Returns for median super funds declined for the first time in nine months in March, as local shares and property securities declined, but still look likely to report double-digit returns this financial year.
The average growth fund - the most common super category, with growth assets of about 77 per cent - fell by 0.4 per cent in March, according to Morningstar's 24-fund survey.
Peter Gee, research products manager at Morningstar Australasia, said the 2.2 per cent decline in the S&P/ASX 300 Accumulation Index and 2.7 per cent decline in Australian property securities last month drove down the result, which followed a run of positive returns in early 2013 and throughout 2012.

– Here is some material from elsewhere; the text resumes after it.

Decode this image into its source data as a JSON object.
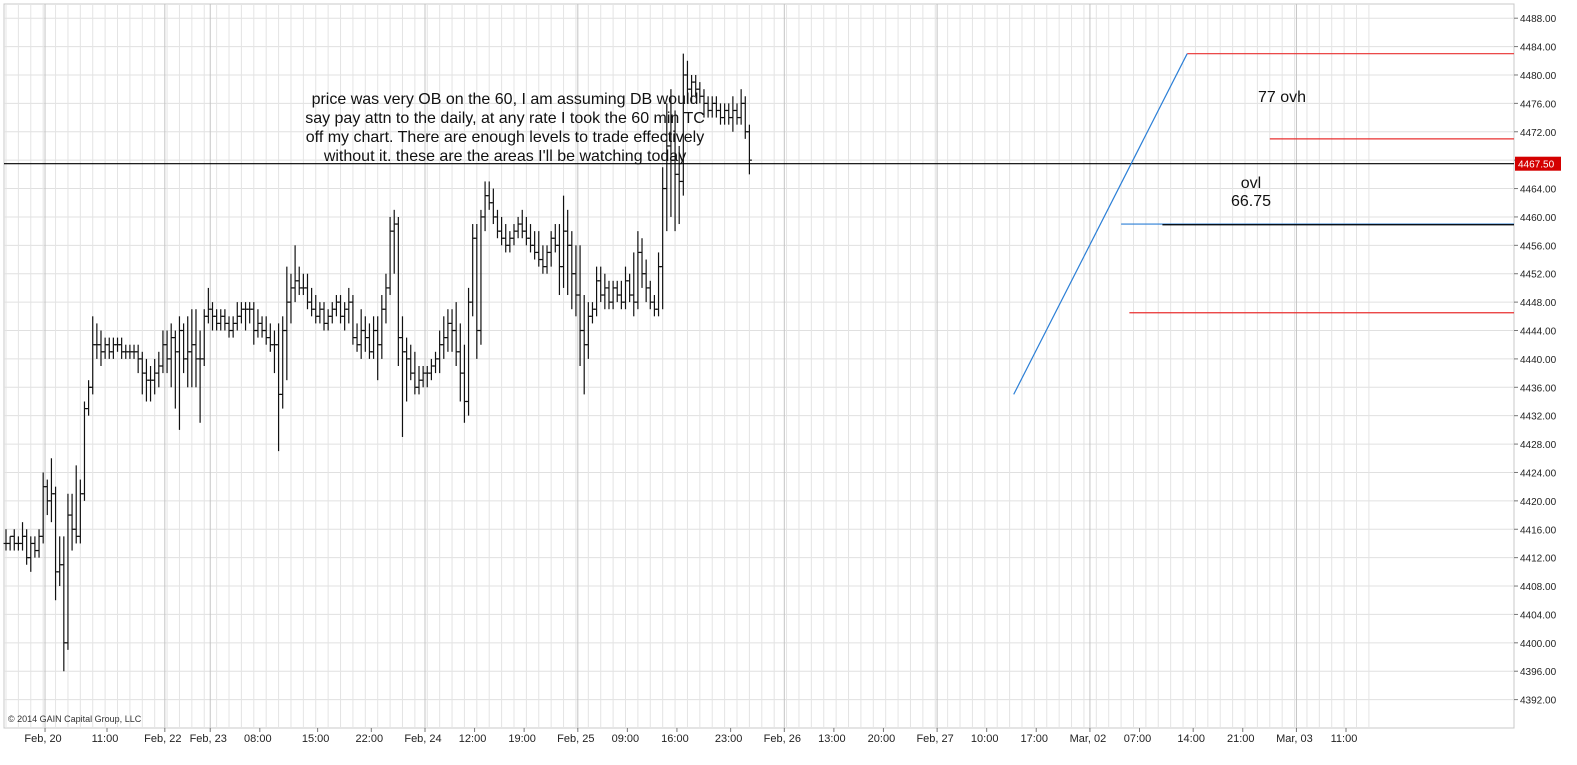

The average return for the three months to March 31 was 5 per cent for multi-sector growth funds and returns for the financial year to date averaged 14.6 per cent. The year-to-date return was 12.3 per cent.
Alex Dunnin, chief researcher at financial services research group Rainmaker, said returns of between 12 and 14 per cent looked likely for the financial year.
The Legg Mason Growth fund was the strongest performer across three months (up 8.7 per cent), the financial year to date (24.4 per cent) and one year (19.1 per cent).
Over the longer term, REST Core led the pack with its three-year return of 8 per cent, and it had the second best performance for five and 10-year returns, at 5.8 and 8.4 per cent.
Schroders had the strongest five-year return at 6 per cent and 8.6 per cent over 10 years.